The first few days after she left, my phone wasn't just a phone, it was a lifeline.
We only talked in the first few days after she left. She told me she'd found her mother and that she would give me updates. She sent me pictures of her mother's apartment, of the yellow taxis outside her window, of a slice of pizza so big it didn't fit the plate. I told her about school, about Auntie Miriam nagging me to eat more, about the little things that made me think of her.
But the replies started to slow.
First, she'd take hours instead of minutes to respond. Then it became days.
I'd open our chat thread over and over, scrolling through the old messages, re-reading her words like they could somehow make her present again. My last "Hey, how are you?" sat there with a single grey tick for almost a week.
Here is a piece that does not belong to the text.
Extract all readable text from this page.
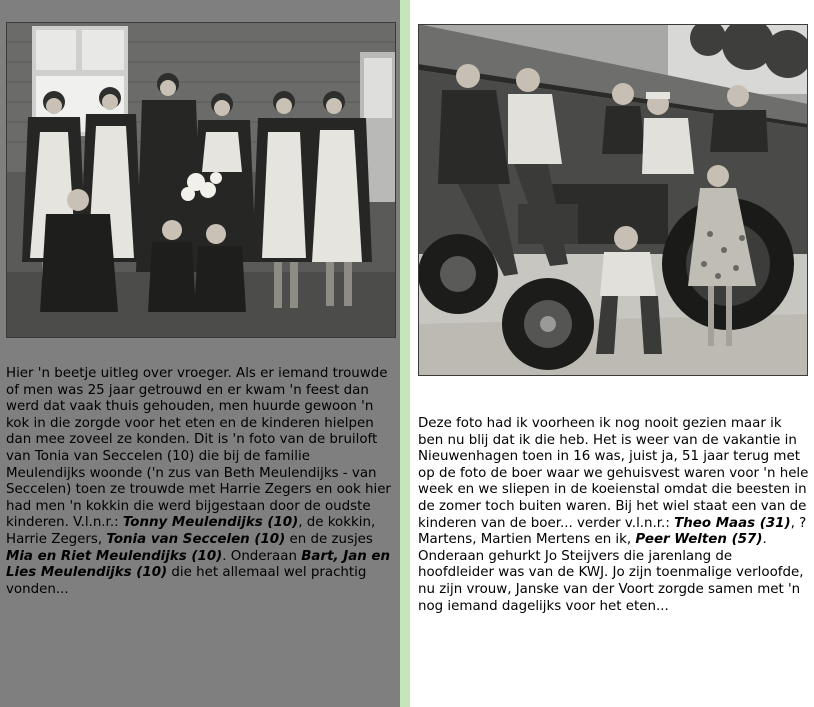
Hier 'n beetje uitleg over vroeger. Als er iemand trouwde of men was 25 jaar getrouwd en er kwam 'n feest dan werd dat vaak thuis gehouden, men huurde gewoon 'n kok in die zorgde voor het eten en de kinderen hielpen dan mee zoveel ze konden. Dit is 'n foto van de bruiloft van Tonia van Seccelen (10) die bij de familie Meulendijks woonde ('n zus van Beth Meulendijks - van Seccelen) toen ze trouwde met Harrie Zegers en ook hier had men 'n kokkin die werd bijgestaan door de oudste kinderen. V.l.n.r.: Tonny Meulendijks (10), de kokkin, Harrie Zegers, Tonia van Seccelen (10) en de zusjes Mia en Riet Meulendijks (10). Onderaan Bart, Jan en Lies Meulendijks (10) die het allemaal wel prachtig vonden...
Deze foto had ik voorheen ik nog nooit gezien maar ik ben nu blij dat ik die heb. Het is weer van de vakantie in Nieuwenhagen toen in 16 was, juist ja, 51 jaar terug met op de foto de boer waar we gehuisvest waren voor 'n hele week en we sliepen in de koeienstal omdat die beesten in de zomer toch buiten waren. Bij het wiel staat een van de kinderen van de boer... verder v.l.n.r.: Theo Maas (31), ? Martens, Martien Mertens en ik, Peer Welten (57). Onderaan gehurkt Jo Steijvers die jarenlang de hoofdleider was van de KWJ. Jo zijn toenmalige verloofde, nu zijn vrouw, Janske van der Voort zorgde samen met 'n nog iemand dagelijks voor het eten...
When she finally replied, it was short: Sorry, busy. Talk soon.
"Soon" stretched into weeks.
I kept telling myself she was just adjusting new city and new life. I wanted to believe it wasn't personal. But the truth was, every time my phone buzzed and it wasn't her, I felt a little hollower.
Back in Nairobi, I buried myself in routines. School, homework, sleep, repeat. I thought if I stayed busy enough, I wouldn't notice the absence. But it was everywhere. In the quiet walks home when I used to call her. In the inside jokes I had no one to share with anymore. In the urge to send her a photo or a random thought, only to stop halfway because I knew she might not answer.
But no matter how much I tried to forget, the memories slipped in.
Her laughter echoing in the stairwell.
The way her hair fell across her eyes when she was tired.
The night we sat on the rooftop, our shoulders touching, staring at the lights of Nairobi below us like they were promises.
One night, I sat on my bed staring at our chat, thumb hovering over the keyboard. I typed: I miss you. Then I erased it. Typed it again. Erased it. In the end, I sent nothing. It was easier to stay silent than to risk another grey tick.
Months passed. She didn't block me. She didn't delete me. She just… faded.
Her last message was in July. A simple Hope you're good. No emojis, no warmth. I replied right away, but she never answered.
That's when something in me shifted. If she wasn't going to reach back, I had to learn how to stand without her, but I also knew I couldn't let go completely. Part of me kept the hope alive, tucked away like an ember that refused to die.
Those moments became my ghosts. And the only way I knew to fight them was to give myself a mission. I decided I would leave Nairobi. Not just to escape the city that had become a map of her absence, but to put myself in the kind of place where maybe, just maybe, I could find her again.
Stanford became my obsession. I told myself if I could get there, if I could put an ocean between me and the streets where I kept seeing her face, I'd find a way to trace her. Maybe through records, maybe through connections. I didn't know how. I just knew it was the only thread I had left.